Quando gli amici non rispondono

venerdì 20 giugno 2025 Fra Carmine Ranieri OFMCap
Una riflessione sul dolore dell’abbandono nelle amicizie e sulla forza dell’amore gratuito alla luce del Vangelo.

Fra Carmine carissimo, sto passando un periodo davvero molto difficile. Alcune persone che pensavo fossero veramente amiche non rispondono più alle mie chiamate o scrivono che sono troppo impegnate per parlare con me. Tutto questo mi procura una tristezza profonda e una grande amarezza. Anzi… un vero e proprio dolore. In generale, nella mia vita ho riposto sempre tanta fiducia nelle relazioni umane. Perché oggi questo mio sentimento di sincera vicinanza non è ricambiato? Ho sbagliato ad aprirmi agli altri? Attendo una sua riflessione che possa in qualche modo darmi un conforto.

Lettera firmata

“Amare e non essere amato, aspettare e non veder arrivare, essere a letto e non dormire, sono tre cose da morire!”. È l’espressione che da bambino sentivo ripetere da una vicina di casa quando era assalita dalla tristezza, ed effettivamente queste situazioni costituiscono alcune delle realtà della vita nelle quali si sperimenta disagio e amarezza. Attingo dal proverbio proprio per parafrasare lo stato d’animo del nostro lettore, gravato dal peso dell’ingratitudine e dell’abbandono. Certamente la reciprocità costituisce una delle regole della relazione interpersonale, ma sembra non corrispondere sempre ai fatti.
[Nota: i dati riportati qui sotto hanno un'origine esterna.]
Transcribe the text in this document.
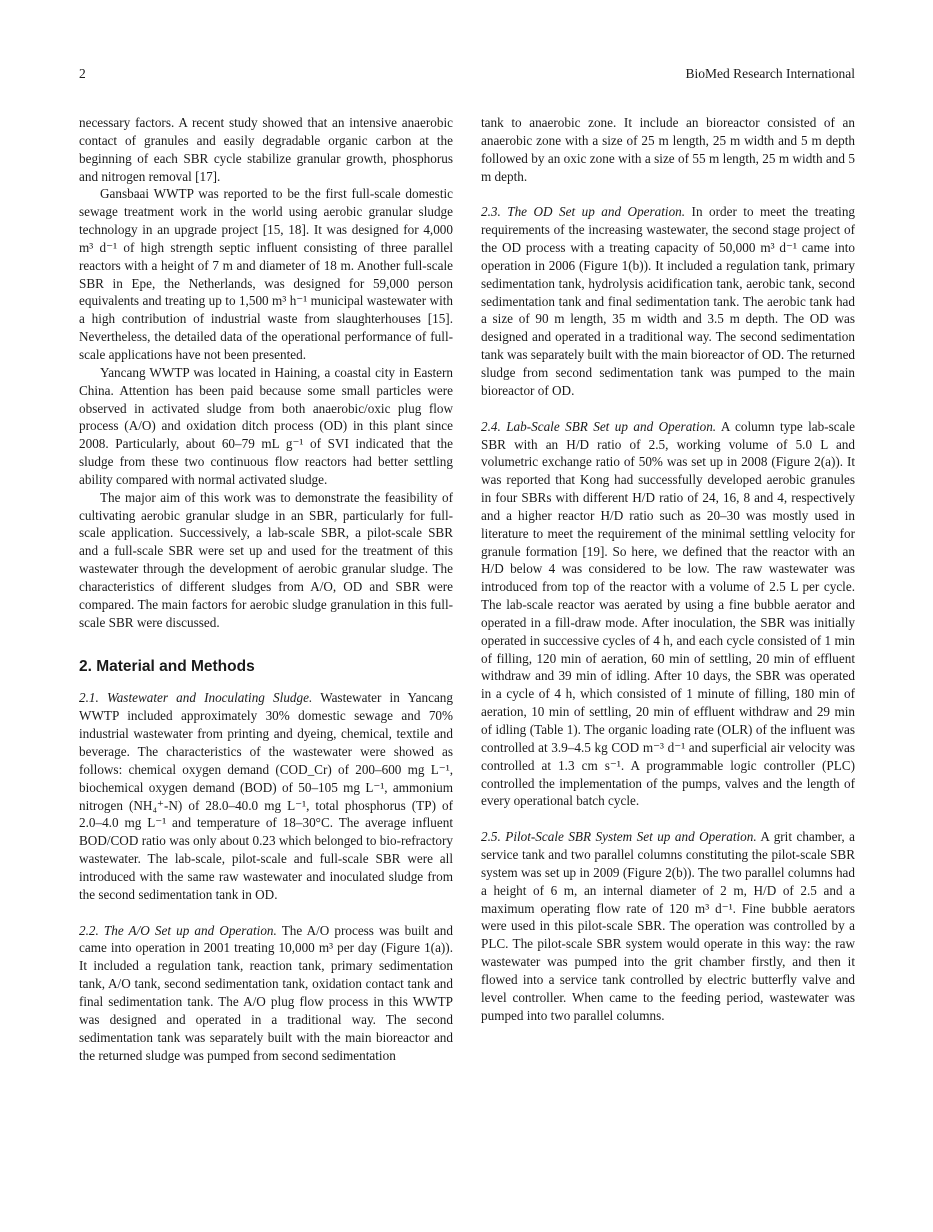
2	BioMed Research International

necessary factors. A recent study showed that an intensive anaerobic contact of granules and easily degradable organic carbon at the beginning of each SBR cycle stabilize granular growth, phosphorus and nitrogen removal [17].

Gansbaai WWTP was reported to be the first full-scale domestic sewage treatment work in the world using aerobic granular sludge technology in an upgrade project [15, 18]. It was designed for 4,000 m³ d⁻¹ of high strength septic influent consisting of three parallel reactors with a height of 7 m and diameter of 18 m. Another full-scale SBR in Epe, the Netherlands, was designed for 59,000 person equivalents and treating up to 1,500 m³ h⁻¹ municipal wastewater with a high contribution of industrial waste from slaughterhouses [15]. Nevertheless, the detailed data of the operational performance of full-scale applications have not been presented.

Yancang WWTP was located in Haining, a coastal city in Eastern China. Attention has been paid because some small particles were observed in activated sludge from both anaerobic/oxic plug flow process (A/O) and oxidation ditch process (OD) in this plant since 2008. Particularly, about 60–79 mL g⁻¹ of SVI indicated that the sludge from these two continuous flow reactors had better settling ability compared with normal activated sludge.

The major aim of this work was to demonstrate the feasibility of cultivating aerobic granular sludge in an SBR, particularly for full-scale application. Successively, a lab-scale SBR, a pilot-scale SBR and a full-scale SBR were set up and used for the treatment of this wastewater through the development of aerobic granular sludge. The characteristics of different sludges from A/O, OD and SBR were compared. The main factors for aerobic sludge granulation in this full-scale SBR were discussed.

2. Material and Methods

2.1. Wastewater and Inoculating Sludge. Wastewater in Yancang WWTP included approximately 30% domestic sewage and 70% industrial wastewater from printing and dyeing, chemical, textile and beverage. The characteristics of the wastewater were showed as follows: chemical oxygen demand (COD_Cr) of 200–600 mg L⁻¹, biochemical oxygen demand (BOD) of 50–105 mg L⁻¹, ammonium nitrogen (NH₄⁺-N) of 28.0–40.0 mg L⁻¹, total phosphorus (TP) of 2.0–4.0 mg L⁻¹ and temperature of 18–30°C. The average influent BOD/COD ratio was only about 0.23 which belonged to bio-refractory wastewater. The lab-scale, pilot-scale and full-scale SBR were all introduced with the same raw wastewater and inoculated sludge from the second sedimentation tank in OD.

2.2. The A/O Set up and Operation. The A/O process was built and came into operation in 2001 treating 10,000 m³ per day (Figure 1(a)). It included a regulation tank, reaction tank, primary sedimentation tank, A/O tank, second sedimentation tank, oxidation contact tank and final sedimentation tank. The A/O plug flow process in this WWTP was designed and operated in a traditional way. The second sedimentation tank was separately built with the main bioreactor and the returned sludge was pumped from second sedimentation

tank to anaerobic zone. It include an bioreactor consisted of an anaerobic zone with a size of 25 m length, 25 m width and 5 m depth followed by an oxic zone with a size of 55 m length, 25 m width and 5 m depth.

2.3. The OD Set up and Operation. In order to meet the treating requirements of the increasing wastewater, the second stage project of the OD process with a treating capacity of 50,000 m³ d⁻¹ came into operation in 2006 (Figure 1(b)). It included a regulation tank, primary sedimentation tank, hydrolysis acidification tank, aerobic tank, second sedimentation tank and final sedimentation tank. The aerobic tank had a size of 90 m length, 35 m width and 3.5 m depth. The OD was designed and operated in a traditional way. The second sedimentation tank was separately built with the main bioreactor of OD. The returned sludge from second sedimentation tank was pumped to the main bioreactor of OD.

2.4. Lab-Scale SBR Set up and Operation. A column type lab-scale SBR with an H/D ratio of 2.5, working volume of 5.0 L and volumetric exchange ratio of 50% was set up in 2008 (Figure 2(a)). It was reported that Kong had successfully developed aerobic granules in four SBRs with different H/D ratio of 24, 16, 8 and 4, respectively and a higher reactor H/D ratio such as 20–30 was mostly used in literature to meet the requirement of the minimal settling velocity for granule formation [19]. So here, we defined that the reactor with an H/D below 4 was considered to be low. The raw wastewater was introduced from top of the reactor with a volume of 2.5 L per cycle. The lab-scale reactor was aerated by using a fine bubble aerator and operated in a fill-draw mode. After inoculation, the SBR was initially operated in successive cycles of 4 h, and each cycle consisted of 1 min of filling, 120 min of aeration, 60 min of settling, 20 min of effluent withdraw and 39 min of idling. After 10 days, the SBR was operated in a cycle of 4 h, which consisted of 1 minute of filling, 180 min of aeration, 10 min of settling, 20 min of effluent withdraw and 29 min of idling (Table 1). The organic loading rate (OLR) of the influent was controlled at 3.9–4.5 kg COD m⁻³ d⁻¹ and superficial air velocity was controlled at 1.3 cm s⁻¹. A programmable logic controller (PLC) controlled the implementation of the pumps, valves and the length of every operational batch cycle.

2.5. Pilot-Scale SBR System Set up and Operation. A grit chamber, a service tank and two parallel columns constituting the pilot-scale SBR system was set up in 2009 (Figure 2(b)). The two parallel columns had a height of 6 m, an internal diameter of 2 m, H/D of 2.5 and a maximum operating flow rate of 120 m³ d⁻¹. Fine bubble aerators were used in this pilot-scale SBR. The operation was controlled by a PLC. The pilot-scale SBR system would operate in this way: the raw wastewater was pumped into the grit chamber firstly, and then it flowed into a service tank controlled by electric butterfly valve and level controller. When came to the feeding period, wastewater was pumped into two parallel columns.
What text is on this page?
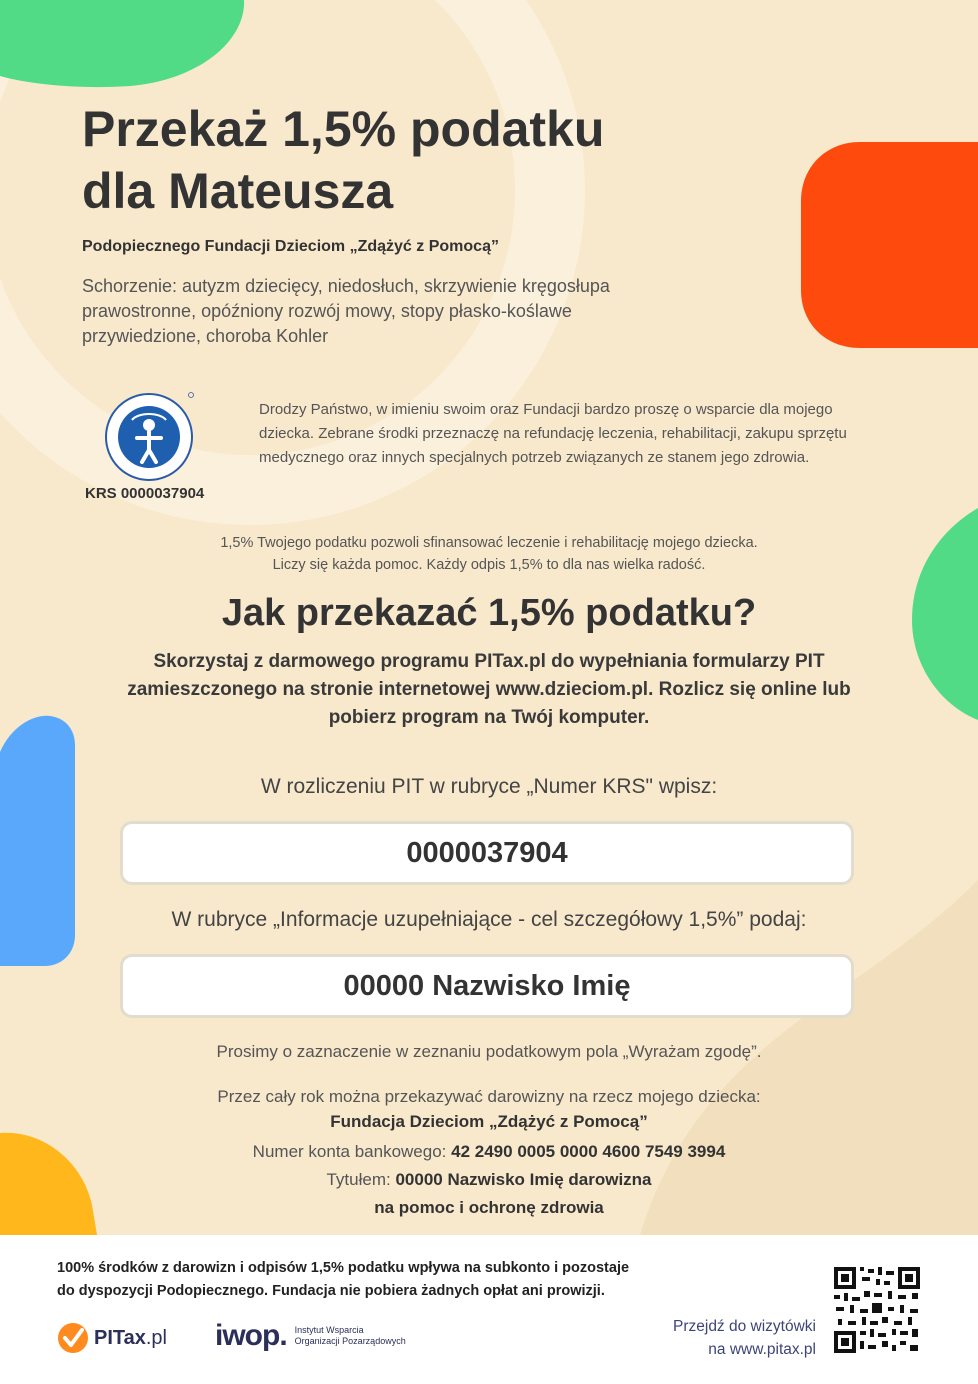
Przekaż 1,5% podatku
dla Mateusza
Podopiecznego Fundacji Dzieciom „Zdążyć z Pomocą”
Schorzenie: autyzm dziecięcy, niedosłuch, skrzywienie kręgosłupa prawostronne, opóźniony rozwój mowy, stopy płasko-koślawe przywiedzione, choroba Kohler
KRS 0000037904
Drodzy Państwo, w imieniu swoim oraz Fundacji bardzo proszę o wsparcie dla mojego dziecka. Zebrane środki przeznaczę na refundację leczenia, rehabilitacji, zakupu sprzętu medycznego oraz innych specjalnych potrzeb związanych ze stanem jego zdrowia.
1,5% Twojego podatku pozwoli sfinansować leczenie i rehabilitację mojego dziecka.
Liczy się każda pomoc. Każdy odpis 1,5% to dla nas wielka radość.
Jak przekazać 1,5% podatku?
Skorzystaj z darmowego programu PITax.pl do wypełniania formularzy PIT zamieszczonego na stronie internetowej www.dzieciom.pl. Rozlicz się online lub pobierz program na Twój komputer.
W rozliczeniu PIT w rubryce „Numer KRS" wpisz:
0000037904
W rubryce „Informacje uzupełniające - cel szczegółowy 1,5%” podaj:
00000 Nazwisko Imię
Prosimy o zaznaczenie w zeznaniu podatkowym pola „Wyrażam zgodę”.
Przez cały rok można przekazywać darowizny na rzecz mojego dziecka:
Fundacja Dzieciom „Zdążyć z Pomocą”
Numer konta bankowego: 42 2490 0005 0000 4600 7549 3994
Tytułem: 00000 Nazwisko Imię darowizna
na pomoc i ochronę zdrowia
100% środków z darowizn i odpisów 1,5% podatku wpływa na subkonto i pozostaje
do dyspozycji Podopiecznego. Fundacja nie pobiera żadnych opłat ani prowizji.
PITax.pl iwop. Instytut Wsparcia
Organizacji Pozarządowych
Przejdź do wizytówki
na www.pitax.pl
Tuttavia, lo specchio del nostro agire è sempre il Vangelo di Gesù, il quale ci ha dettato la regola d’oro delle relazioni: «Come volete che gli uomini facciano a voi, così fate a loro» (Lc 6,31). Questa affermazione si trova nel contesto dell’insegnamento di Gesù relativo all’amore dei nostri nemici, per cui piuttosto che ripagare gli altri con la stessa moneta o provare a dare loro quello che meritano, proviamo a trattarli nello stesso modo in cui vorremmo essere trattati.

Trovo illuminante questa riflessione: «Gesù è morto, abbandonato dagli amici, crocifisso su una croce, respinto dalla società umana, dai capi religiosi e dal suo stesso popolo. Solo una persona lo capiva: Maria, sua madre, che stava ai piedi della croce. Là non vi era più una realtà comunitaria, ma una comunione che superava ogni comunità. Il maestro della comunità ha perfino gridato: “Dio mio, Dio mio, perché mi hai abbandonato?”, e “Ho sete”. La vita comunitaria c’è per aiutarmi a non fuggire la profonda ferita della mia solitudine, ma a restare nella realtà dell’amore, a credere a poco a poco alla guarigione dalle mie illusioni e dai miei egoismi diventando io stesso pane per gli altri» (Jean Vanier, “La comunità. Luogo del perdono e della festa”, Ed. Jaca Book, Milano 1991).